Masked_fill_ behaves differently on cpu and gpu

masked_fill_ seems to behave differently on cpu and gpu. It also produces an output different from its out-of-place counterpart masked_fill on cpu. Here is a minimum working example to demonstrate the behavior on cpu:

>>> import torch
>>> torch.__version__
'1.5.0'
>>> tensor_cpu = torch.LongTensor([[0], [1]]).expand(2, 4)
>>> tensor_cpu
tensor([[0, 0, 0, 0],
        [1, 1, 1, 1]])
>>> mask_cpu = torch.BoolTensor(
...     [[False,  True, False, False],
...      [False, False, False, False]]
...     )
>>> mask_cpu
tensor([[False,  True, False, False],
        [False, False, False, False]])
>>> tensor_cpu.masked_fill(mask_cpu, 3)        # expected behavior
tensor([[0, 3, 0, 0],
        [1, 1, 1, 1]])
>>> tensor_cpu.masked_fill_(mask_cpu, 3)       # unexpected behavior?
tensor([[3, 3, 3, 3],
        [1, 1, 1, 1]])

and here is the gpu equivalent:

>>> tensor_cuda = torch.LongTensor([[0], [1]]).expand(2, 4).to('cuda')
>>> tensor_cuda
tensor([[0, 0, 0, 0],
        [1, 1, 1, 1]], device='cuda:0')
>>> mask_cuda = torch.BoolTensor(
...     [[False,  True, False, False],
...      [False, False, False, False]]
...     ).to('cuda')
>>> mask_cuda
tensor([[False,  True, False, False],
        [False, False, False, False]], device='cuda:0')
>>> tensor_cuda.masked_fill(mask_cuda, 3)      # expected behavior
tensor([[0, 3, 0, 0],
        [1, 1, 1, 1]], device='cuda:0')
>>> tensor_cuda.masked_fill_(mask_cuda, 3)     # expected behavior
tensor([[0, 3, 0, 0],
        [1, 1, 1, 1]], device='cuda:0')

Apparently, the in-place masked_fill_ gives a different output on the cpu.

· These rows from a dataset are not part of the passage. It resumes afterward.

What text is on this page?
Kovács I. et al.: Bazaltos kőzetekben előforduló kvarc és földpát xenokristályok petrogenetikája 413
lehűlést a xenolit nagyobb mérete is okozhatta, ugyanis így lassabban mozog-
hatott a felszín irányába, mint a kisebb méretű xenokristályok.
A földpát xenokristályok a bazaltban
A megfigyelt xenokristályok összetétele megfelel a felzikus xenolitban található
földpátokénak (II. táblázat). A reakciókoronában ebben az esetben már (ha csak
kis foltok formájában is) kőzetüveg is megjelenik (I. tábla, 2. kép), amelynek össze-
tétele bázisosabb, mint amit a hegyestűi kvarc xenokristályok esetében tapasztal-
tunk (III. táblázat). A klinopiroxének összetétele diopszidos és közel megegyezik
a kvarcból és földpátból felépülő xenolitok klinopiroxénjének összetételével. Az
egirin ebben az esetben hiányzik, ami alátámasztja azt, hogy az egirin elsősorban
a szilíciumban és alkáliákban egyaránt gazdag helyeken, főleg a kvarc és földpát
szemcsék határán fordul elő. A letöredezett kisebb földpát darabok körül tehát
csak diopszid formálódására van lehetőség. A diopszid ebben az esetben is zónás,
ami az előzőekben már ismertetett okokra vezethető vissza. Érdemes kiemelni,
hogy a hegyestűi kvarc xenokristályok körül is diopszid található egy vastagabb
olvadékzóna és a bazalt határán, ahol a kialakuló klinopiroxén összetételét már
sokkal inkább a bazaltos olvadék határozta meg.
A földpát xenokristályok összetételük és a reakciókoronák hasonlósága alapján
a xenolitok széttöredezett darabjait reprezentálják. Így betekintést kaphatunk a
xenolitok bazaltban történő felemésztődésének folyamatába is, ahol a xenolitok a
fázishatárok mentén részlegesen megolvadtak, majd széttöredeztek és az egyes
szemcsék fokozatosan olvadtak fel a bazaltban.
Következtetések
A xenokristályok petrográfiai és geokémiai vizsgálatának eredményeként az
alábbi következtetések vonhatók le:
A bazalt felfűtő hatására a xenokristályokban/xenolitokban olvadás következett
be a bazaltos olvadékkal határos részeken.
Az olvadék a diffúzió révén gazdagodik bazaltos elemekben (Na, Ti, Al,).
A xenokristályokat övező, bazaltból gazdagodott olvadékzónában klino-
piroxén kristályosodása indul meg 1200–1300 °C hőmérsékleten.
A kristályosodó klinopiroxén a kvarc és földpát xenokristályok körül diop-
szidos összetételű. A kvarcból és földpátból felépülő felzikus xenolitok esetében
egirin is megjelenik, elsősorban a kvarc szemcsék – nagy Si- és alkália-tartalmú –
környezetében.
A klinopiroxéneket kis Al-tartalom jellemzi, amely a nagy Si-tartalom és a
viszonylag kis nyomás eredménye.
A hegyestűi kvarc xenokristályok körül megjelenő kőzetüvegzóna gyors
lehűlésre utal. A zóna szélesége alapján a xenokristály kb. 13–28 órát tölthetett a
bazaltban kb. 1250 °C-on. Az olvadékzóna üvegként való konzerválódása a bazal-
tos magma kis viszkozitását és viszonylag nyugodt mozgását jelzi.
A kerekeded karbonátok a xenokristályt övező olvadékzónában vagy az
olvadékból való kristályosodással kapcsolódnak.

I’m guessing this has something to do with expand while initializing tensor_cpu; if I do not use expand, I get the expected output:

>>> other_cpu = torch.LongTensor(
...     [[0, 0, 0, 0],
...      [1, 1, 1, 1]]
...     )
>>> other_cpu
tensor([[0, 0, 0, 0],
        [1, 1, 1, 1]])
>>> other_cpu.masked_fill_(mask_cpu, 3)        # expected behavior
tensor([[0, 3, 0, 0],
        [1, 1, 1, 1]])

Am I missing something here?

Also tracked here.